Create a few sample documents and invoke the script. Because Oxlo.ai uses flat per-request pricing, these files cost the same whether each one is two hundred or two thousand tokens.

mkdir sample_docs
echo "Apple Inc. reported record quarterly earnings yesterday, driven by strong iPhone sales across Asia and a new partnership with a major Japanese carrier." > sample_docs/tech.txt
echo "The city council approved a new downtown park project after months of debate.

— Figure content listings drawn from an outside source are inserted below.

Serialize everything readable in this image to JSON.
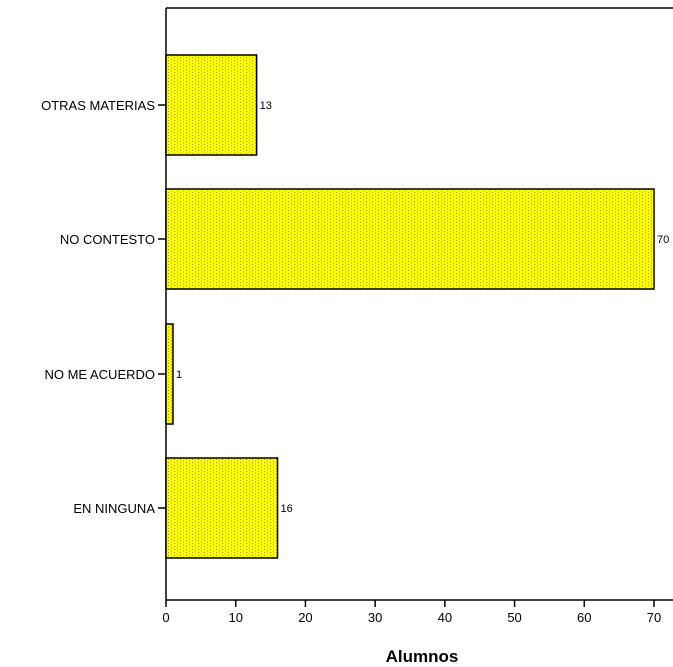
{
  "chart_data": {
    "type": "bar",
    "orientation": "horizontal",
    "categories": [
      "OTRAS MATERIAS",
      "NO CONTESTO",
      "NO ME ACUERDO",
      "EN NINGUNA"
    ],
    "values": [
      13,
      70,
      1,
      16
    ],
    "data_labels": [
      "13",
      "70",
      "1",
      "16"
    ],
    "xlabel": "Alumnos",
    "ylabel": "",
    "xlim": [
      0,
      73
    ],
    "x_ticks": [
      0,
      10,
      20,
      30,
      40,
      50,
      60,
      70
    ],
    "grid": false,
    "bar_color": "#ffff00",
    "bar_pattern_color": "#9a9a00"
  }
}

Local residents and the Green Earth Organization celebrated the decision." > sample_docs/local.txt
python analyze.py sample_docs --output results.jsonl
cat results.jsonl

Expected output:

{"sentiment": "Positive", "entities": [{"name": "Apple Inc.", "type": "Organization"}, {"name": "Asia", "type": "Location"}], "topics": ["earnings", "iPhone sales", "partnership"], "summary": "Apple Inc. reported record quarterly earnings driven by strong iPhone sales in Asia and a new Japanese partnership.", "file": "tech.txt"}
{"sentiment": "Positive", "entities": [{"name": "Green Earth Organization", "type": "Organization"}, {"name": "city council", "type": "Organization"}], "topics": ["urban planning", "public parks", "local government"], "summary": "The city council approved a new downtown park project celebrated by residents and the Green Earth Organization.", "file": "local.txt"}

Wrap-up

You now have a working batch text analysis pipeline that turns unstructured files into structured JSON. Two concrete next steps: deploy this as a FastAPI endpoint so other services can POST text directly for analysis, or experiment with qwen-3-32b on Oxlo.ai for multilingual document processing without changing any client code.